Location: Bioenergy ResearchTitle: Hydrothermal pretreatment of sugarcane bagasse using response surface methodology improves digestibility and ethanol production by SSF) Author
Submitted to: Journal of Microbiology and Biotechnology
Publication Type: Peer Reviewed Journal
Publication Acceptance Date: 10/24/2011
Publication Date: 11/12/2011
Citation: da Cruz, S.H., Dien, B.S., Nichols, N.N., Saha, B.C., Cotta, M.A. 2012. Hydrothermal pretreatment of sugarcane bagasse using response surface methodology improves digestibility and ethanol production by SSF. Journal of Industrial Microbiology and Biotechnology. 39:439-447. Interpretive Summary: Sugar bagasse is the discarded stalks generated once sugar is removed from sugarcane. Brazilian sugar and ethanol producers currently burn the bagasse to generate steam to run their process. It should be possible to convert it also to ethanol because more sugarcane bagasse is collected than needed for steam production. In this paper, a process was evaluated for converting sugarcane bagasse into ethanol. The biomass was treated with liquid hot-water as a pretreatment in order to open up the stalks and expose the carbohydrates. The pretreated biomass was next mixed with enzymes that convert the carbohydrates into simple sugars and a yeast that ferments these sugars into ethanol. The yeast used in this study was especially suited for these types of fermentations because it gives higher ethanol yields compared to industrial yeast strains; it was developed by National Center for Agricultural Utilization Research (NCAUR) scientists. The ethanol yield per gram of sugarcane bagasse was evaluated for varying pretreatment conditions and a statistical approach was applied to determine the optimal reaction conditions. One problem when biomass is pretreated with hot water is that chemicals are formed during the reaction that inhibits the yeast fermentation. This potential problem was avoided by measuring inhibitor concentrations and ensuring the pretreatment condition selected did not generate excess amounts of these chemicals. We also used a novel method developed by NCAUR scientists that is able to remove these inhibitors prior to fermentation. The optimal pretreatment selected was treating bagasse at 190 deg C for 17.2 min. This paper will be of interest to sugarcane refiners throughout the world and of general interest to those interested in commercializing cellulosic ethanol.

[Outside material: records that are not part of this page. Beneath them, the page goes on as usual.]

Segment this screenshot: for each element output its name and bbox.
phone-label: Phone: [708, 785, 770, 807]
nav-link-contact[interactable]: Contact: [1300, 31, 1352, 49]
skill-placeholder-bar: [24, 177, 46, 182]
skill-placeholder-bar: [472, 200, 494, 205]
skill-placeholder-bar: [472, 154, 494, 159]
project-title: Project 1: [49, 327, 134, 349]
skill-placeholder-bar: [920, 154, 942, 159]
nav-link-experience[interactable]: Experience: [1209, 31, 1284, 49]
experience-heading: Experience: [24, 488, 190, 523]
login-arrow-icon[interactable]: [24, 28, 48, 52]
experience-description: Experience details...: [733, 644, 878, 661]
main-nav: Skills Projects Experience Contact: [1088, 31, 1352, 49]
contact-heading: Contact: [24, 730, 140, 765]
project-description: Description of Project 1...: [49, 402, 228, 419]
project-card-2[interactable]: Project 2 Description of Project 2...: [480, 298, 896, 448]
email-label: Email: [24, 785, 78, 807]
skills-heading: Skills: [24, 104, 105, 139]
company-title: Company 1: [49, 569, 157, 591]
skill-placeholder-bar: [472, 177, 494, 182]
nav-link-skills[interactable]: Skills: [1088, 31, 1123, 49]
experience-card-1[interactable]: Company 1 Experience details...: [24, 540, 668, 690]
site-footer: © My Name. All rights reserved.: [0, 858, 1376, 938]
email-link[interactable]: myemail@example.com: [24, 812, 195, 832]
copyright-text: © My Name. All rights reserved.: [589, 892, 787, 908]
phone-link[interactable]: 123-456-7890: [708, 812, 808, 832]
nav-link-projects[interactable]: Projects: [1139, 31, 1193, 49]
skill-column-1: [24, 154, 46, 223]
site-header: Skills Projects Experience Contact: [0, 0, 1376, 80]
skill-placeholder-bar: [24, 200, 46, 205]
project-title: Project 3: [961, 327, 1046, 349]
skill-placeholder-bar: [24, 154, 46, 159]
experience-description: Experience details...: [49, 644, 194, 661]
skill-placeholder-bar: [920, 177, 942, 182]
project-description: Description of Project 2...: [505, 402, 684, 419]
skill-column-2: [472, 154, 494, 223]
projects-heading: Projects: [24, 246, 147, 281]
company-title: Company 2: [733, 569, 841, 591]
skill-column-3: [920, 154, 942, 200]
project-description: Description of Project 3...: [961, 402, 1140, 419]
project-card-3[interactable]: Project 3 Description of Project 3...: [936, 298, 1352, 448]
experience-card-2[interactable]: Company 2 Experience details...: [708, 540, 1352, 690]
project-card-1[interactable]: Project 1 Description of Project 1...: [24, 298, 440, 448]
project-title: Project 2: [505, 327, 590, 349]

Technical Abstract: Sugarcane bagasse was characterized as a feedstock for production of ethanol using hydrothermal pretreatment. Reaction temperature and time were varied between 160-200 deg C and 5-20 min, respectively, using a response surface experimental design. The liquid fraction was analyzed for soluble carbohydrates and furan aldehydes. The solid fraction was analyzed for structural carbohydrates and Klason lignin. Pretreatment conditions were evaluated based upon enzymatic extraction of glucose and xylose and conversion to ethanol using a simultaneous saccharification and fermentation scheme. The severity of the pretreatment should be sufficient to drive enzymatic digestion and ethanol yields, however, sugar losses and especially sugar conversion into furans needs to be minimized. As expected, furfural production increased with pretreatment severity and specifically xylose release. However, provided that the severity was kept below a general severity factor of 4.0, production of furfural was below an inhibitory concentration and carbohydrate contents were preserved in the pretreated whole hydrolysate. There were significant interactions between time and temperature for all the responses except cellulose digestion. The models were highly predictive for cellulose digestibility (r**2=0.8737) and for ethanol production (r**2=0.9632), but less so for xylose extraction. Both cellulose digestion and ethanol production increased with severity, however, high levels of furfural generated under more severe pretreatment conditions favor lower severity pretreatments. The optimal pretreatment condition that gave the highest conversion yield of ethanol, while minimizing furfural production, was judged to be 190 deg C and 17.2 min.